- Born: Raymond Lyman Brown October 13, 1923 Dobbs Ferry, New York
- Died: August 19, 1989 (aged 65)
- Retired: 1967
- Debut season: 1949

Midget car racing
- Years active: 1960-1967
- Wins: 27+

Previous series
- 1949-1959 Wins Championships: Modified racing 58+ 5

= Ray Brown (racing driver) =

American racing driver (born 1923)

Raymond Brown (October 13, 1923 – August 19, 1989) was a pioneering driver of Dirt Modified stock cars and later a standout open-cockpit Midget racer. From 1951 to 1959, Brown recorded 43 victories at the Orange County Fair Speedway in Middletown, New York, and claimed three track championships.

==Racing career==
Following his service in World War II, Brown started out racing stock cars — junkyard-refugee jalopies. He successfully competed in New York at Arlington, Empire Raceway in Menands, Freeport Stadium, Peekskill Stadium, Pine Bowl Speedway in Snyders Corners, and Rhinebeck; as well as Candlelight Stadium in Bridgeport, Connecticut; Nazareth Speedway, Pennsylvania; and Morristown Raceway in New Jersey. Brown won the inaugural race at Old Bridge Stadium, New Jersey, in 1953 and was crowned the first track champion. He was also the 1950 champion at Riverside Park Speedway, Massachusetts.

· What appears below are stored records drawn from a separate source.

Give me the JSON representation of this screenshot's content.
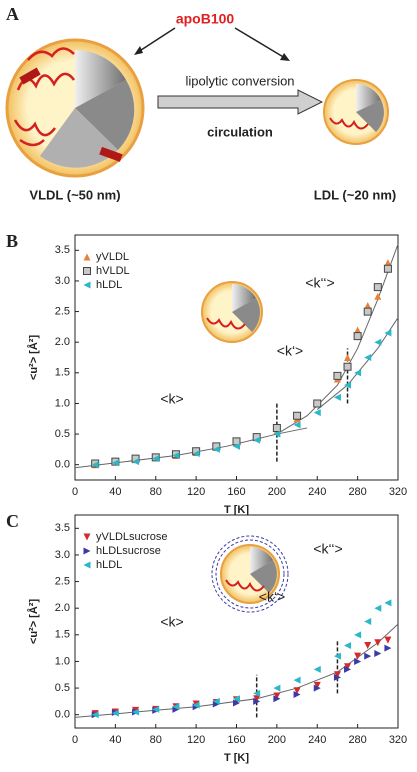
{
  "panel_a": {
    "label": "A",
    "protein": "apoB100",
    "conversion": "lipolytic conversion",
    "site": "circulation",
    "left_particle": "VLDL (~50 nm)",
    "right_particle": "LDL (~20 nm)"
  },
  "chart_data": [
    {
      "type": "scatter",
      "label": "B",
      "xlabel": "T [K]",
      "ylabel": "<u²> [Å²]",
      "xlim": [
        0,
        320
      ],
      "ylim": [
        -0.25,
        3.75
      ],
      "xticks": [
        0,
        40,
        80,
        120,
        160,
        200,
        240,
        280,
        320
      ],
      "yticks": [
        {
          "value": 0,
          "label": "0.0"
        },
        0.5,
        {
          "value": 1,
          "label": "1.0"
        },
        1.5,
        {
          "value": 2,
          "label": "2.0"
        },
        2.5,
        {
          "value": 3,
          "label": "3.0"
        },
        3.5
      ],
      "legend": "upper left",
      "x": [
        20,
        40,
        60,
        80,
        100,
        120,
        140,
        160,
        180,
        200,
        220,
        240,
        260,
        270,
        280,
        290,
        300,
        310
      ],
      "series": [
        {
          "name": "yVLDL",
          "color": "#e8803a",
          "marker": "triangle-up",
          "values": [
            0.0,
            0.05,
            0.08,
            0.12,
            0.15,
            0.2,
            0.28,
            0.35,
            0.45,
            0.55,
            0.75,
            1.0,
            1.4,
            1.75,
            2.2,
            2.6,
            2.75,
            3.3
          ]
        },
        {
          "name": "hVLDL",
          "color": "#c8c8c8",
          "marker": "square",
          "values": [
            0.02,
            0.05,
            0.1,
            0.12,
            0.17,
            0.22,
            0.3,
            0.38,
            0.45,
            0.6,
            0.8,
            1.0,
            1.45,
            1.6,
            2.1,
            2.5,
            2.9,
            3.2
          ]
        },
        {
          "name": "hLDL",
          "color": "#29b7c9",
          "marker": "triangle-left",
          "values": [
            0.0,
            0.03,
            0.05,
            0.1,
            0.15,
            0.18,
            0.25,
            0.3,
            0.4,
            0.5,
            0.65,
            0.85,
            1.1,
            1.3,
            1.5,
            1.75,
            2.0,
            2.15
          ]
        }
      ],
      "fits": [
        {
          "x": [
            0,
            50,
            100,
            150,
            200,
            230
          ],
          "values": [
            -0.05,
            0.05,
            0.15,
            0.3,
            0.5,
            0.6
          ]
        },
        {
          "x": [
            200,
            230,
            260,
            280,
            300,
            320
          ],
          "values": [
            0.5,
            0.8,
            1.3,
            1.9,
            2.7,
            3.6
          ]
        },
        {
          "x": [
            240,
            270,
            300,
            320
          ],
          "values": [
            0.9,
            1.3,
            1.9,
            2.4
          ]
        }
      ],
      "dashed_lines": [
        {
          "x": 200,
          "from": 0.05,
          "to": 1.0
        },
        {
          "x": 270,
          "from": 1.0,
          "to": 1.9
        }
      ],
      "annotations": [
        "<k>",
        "<k‘>",
        "<k‘‘>"
      ]
    },
    {
      "type": "scatter",
      "label": "C",
      "xlabel": "T [K]",
      "ylabel": "<u²> [Å²]",
      "xlim": [
        0,
        320
      ],
      "ylim": [
        -0.25,
        3.75
      ],
      "xticks": [
        0,
        40,
        80,
        120,
        160,
        200,
        240,
        280,
        320
      ],
      "yticks": [
        {
          "value": 0,
          "label": "0.0"
        },
        0.5,
        {
          "value": 1,
          "label": "1.0"
        },
        1.5,
        {
          "value": 2,
          "label": "2.0"
        },
        2.5,
        {
          "value": 3,
          "label": "3.0"
        },
        3.5
      ],
      "legend": "upper left",
      "x": [
        20,
        40,
        60,
        80,
        100,
        120,
        140,
        160,
        180,
        200,
        220,
        240,
        260,
        270,
        280,
        290,
        300,
        310
      ],
      "series": [
        {
          "name": "yVLDLsucrose",
          "color": "#d42a2a",
          "marker": "triangle-down",
          "values": [
            0.02,
            0.05,
            0.08,
            0.1,
            0.15,
            0.2,
            0.23,
            0.28,
            0.3,
            0.35,
            0.45,
            0.55,
            0.75,
            0.9,
            1.1,
            1.3,
            1.35,
            1.4
          ]
        },
        {
          "name": "hLDLsucrose",
          "color": "#3a3aa8",
          "marker": "triangle-right",
          "values": [
            0.0,
            0.04,
            0.05,
            0.08,
            0.1,
            0.15,
            0.2,
            0.22,
            0.25,
            0.3,
            0.38,
            0.5,
            0.7,
            0.85,
            1.0,
            1.1,
            1.15,
            1.25
          ]
        },
        {
          "name": "hLDL",
          "color": "#29b7c9",
          "marker": "triangle-left",
          "values": [
            0.0,
            0.03,
            0.05,
            0.1,
            0.15,
            0.18,
            0.25,
            0.3,
            0.4,
            0.5,
            0.65,
            0.85,
            1.1,
            1.3,
            1.5,
            1.75,
            2.0,
            2.1
          ]
        }
      ],
      "fits": [
        {
          "x": [
            0,
            60,
            120,
            180,
            220,
            260,
            300,
            320
          ],
          "values": [
            -0.05,
            0.05,
            0.15,
            0.3,
            0.5,
            0.8,
            1.35,
            1.7
          ]
        }
      ],
      "dashed_lines": [
        {
          "x": 180,
          "from": -0.05,
          "to": 0.75
        },
        {
          "x": 260,
          "from": 0.4,
          "to": 1.4
        }
      ],
      "annotations": [
        "<k>",
        "<k‘>",
        "<k‘‘>"
      ]
    }
  ]
}
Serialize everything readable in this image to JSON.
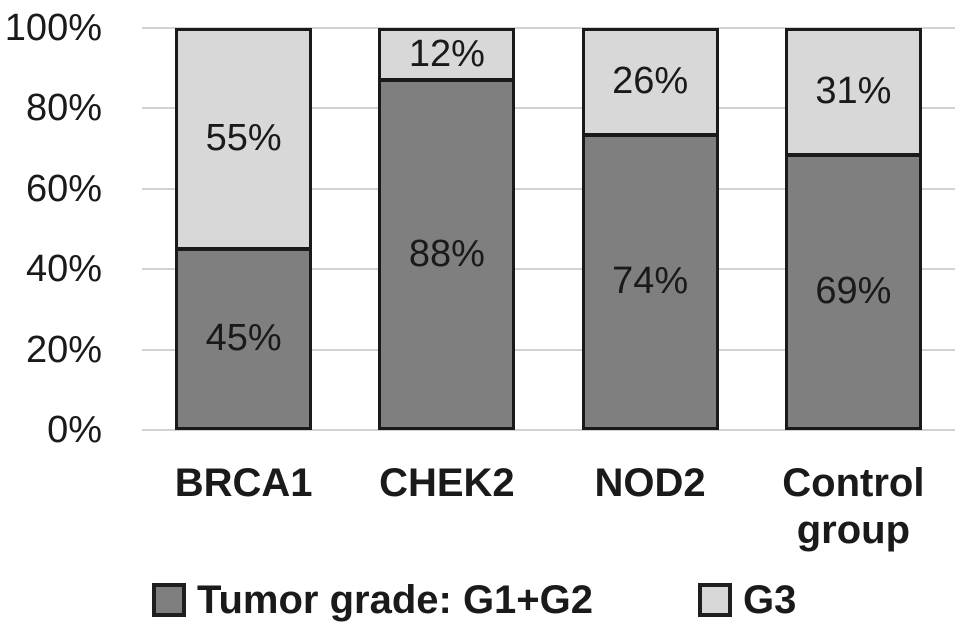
{
  "chart_data": {
    "type": "bar",
    "stacked": true,
    "title": "",
    "xlabel": "",
    "ylabel": "",
    "categories": [
      "BRCA1",
      "CHEK2",
      "NOD2",
      "Control group"
    ],
    "series": [
      {
        "name": "Tumor grade: G1+G2",
        "color": "#7f7f7f",
        "values": [
          45,
          88,
          74,
          69
        ]
      },
      {
        "name": "G3",
        "color": "#d8d8d8",
        "values": [
          55,
          12,
          26,
          31
        ]
      }
    ],
    "data_labels": [
      [
        "45%",
        "88%",
        "74%",
        "69%"
      ],
      [
        "55%",
        "12%",
        "26%",
        "31%"
      ]
    ],
    "ylim": [
      0,
      100
    ],
    "yticks": [
      "0%",
      "20%",
      "40%",
      "60%",
      "80%",
      "100%"
    ],
    "grid": "horizontal",
    "legend_position": "bottom",
    "colors": {
      "bar_border": "#1a1a1a",
      "gridline": "#d2d2d2",
      "text": "#1a1a1a",
      "background": "#ffffff"
    }
  }
}
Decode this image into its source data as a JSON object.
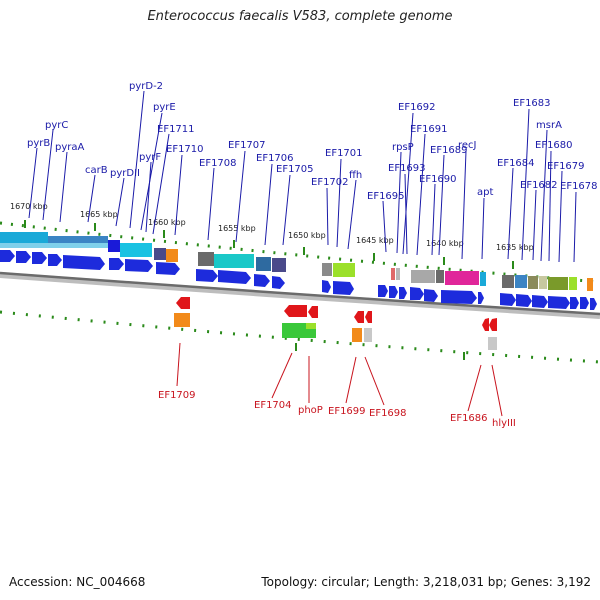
{
  "title": "Enterococcus faecalis V583, complete genome",
  "footer": {
    "accession": "Accession: NC_004668",
    "topology": "Topology: circular; Length: 3,218,031 bp; Genes: 3,192"
  },
  "colors": {
    "forward_label": "#1a1aa8",
    "reverse_label": "#c8141e",
    "arrow_forward": "#1d2bdc",
    "arrow_reverse": "#e0161a",
    "backbone": "#8a8a8a",
    "tick": "#2a8a1a"
  },
  "scale_labels": [
    "1670 kbp",
    "1665 kbp",
    "1660 kbp",
    "1655 kbp",
    "1650 kbp",
    "1645 kbp",
    "1640 kbp",
    "1635 kbp"
  ],
  "forward_labels": [
    "pyrB",
    "pyrC",
    "pyraA",
    "carB",
    "pyrDII",
    "pyrD-2",
    "pyrE",
    "pyrF",
    "EF1711",
    "EF1710",
    "EF1708",
    "EF1707",
    "EF1706",
    "EF1705",
    "EF1702",
    "EF1701",
    "ffh",
    "EF1695",
    "rpsP",
    "EF1692",
    "EF1693",
    "EF1691",
    "EF1690",
    "EF1689",
    "recJ",
    "apt",
    "EF1684",
    "EF1683",
    "EF1682",
    "msrA",
    "EF1680",
    "EF1679",
    "EF1678"
  ],
  "reverse_labels": [
    "EF1709",
    "EF1704",
    "phoP",
    "EF1699",
    "EF1698",
    "EF1686",
    "hlyIII"
  ]
}
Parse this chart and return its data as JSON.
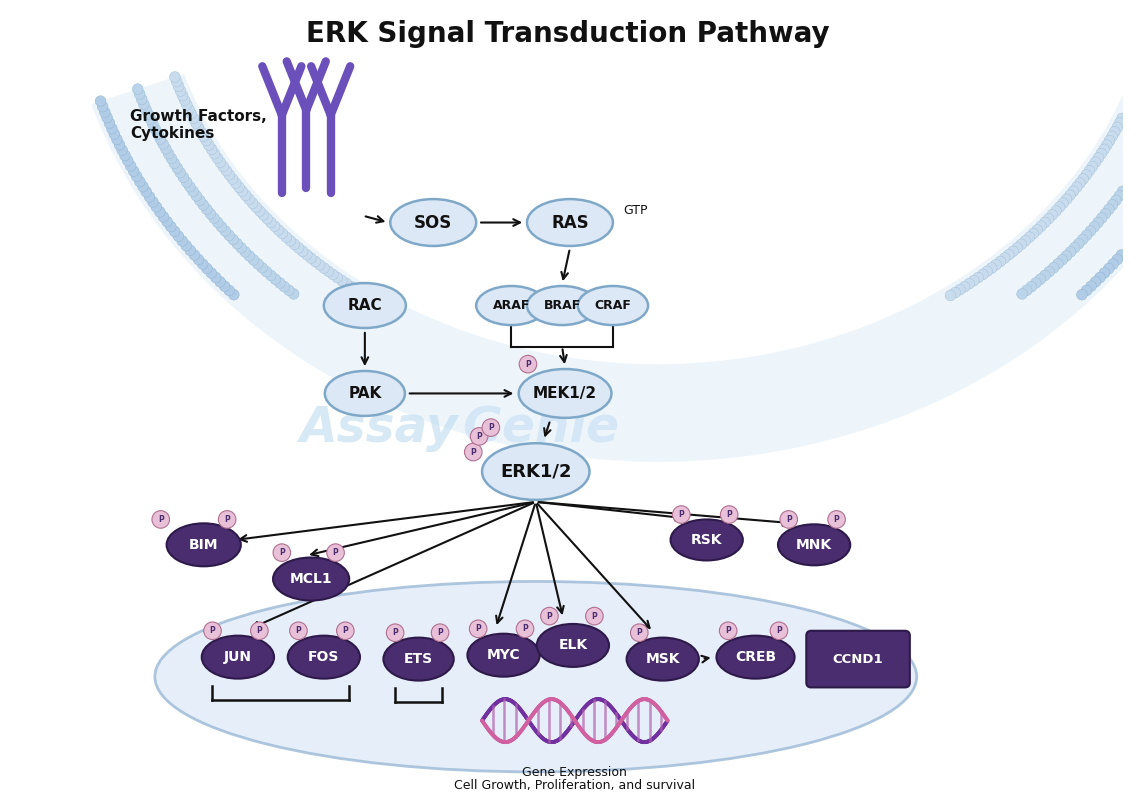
{
  "title": "ERK Signal Transduction Pathway",
  "title_fontsize": 20,
  "title_fontweight": "bold",
  "bg_color": "#ffffff",
  "node_light_color": "#dce8f5",
  "node_light_border": "#7fa8c8",
  "node_dark_color": "#4a2d6e",
  "node_dark_border": "#2e1a4a",
  "phospho_color": "#e8c0d8",
  "phospho_border": "#b07090",
  "arrow_color": "#111111",
  "receptor_color": "#6b4fbb",
  "text_dark": "#111111",
  "text_light": "#ffffff",
  "nucleus_fill": "#e2ecf8",
  "nucleus_border": "#a0bcd8",
  "membrane_dot_color": "#b8d0e8",
  "membrane_dot_border": "#90b0cc",
  "watermark_assay": "#b8d8f0",
  "watermark_genie": "#b8d8f0",
  "growth_factor_text": "Growth Factors,\nCytokines",
  "gtp_text": "GTP",
  "gene_expression_line1": "Gene Expression",
  "gene_expression_line2": "Cell Growth, Proliferation, and survival",
  "dna_color1": "#d060a0",
  "dna_color2": "#7030a0",
  "erk_node": "ERK1/2",
  "mek_node": "MEK1/2"
}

Following the 1959 season, Brown sold off everything to sign on as a Midget racer with the American Racing Drivers Club, winning 7 of his first 9 at Williams Grove Speedway, Pennsylvania, as well as events at Old Bridge Stadium, Reading Fairgrounds Speedway in Pennsylvania, and Victory/Orange County Fair Speedway. He won 27 Midget features from 1960 to 1967, retiring after he was involved in a motorcycle accident that seriously injured one of his legs.

Brown was inducted into the Eastern Motorsports Press Association and the Northeast Dirt Modified Halls of Fame.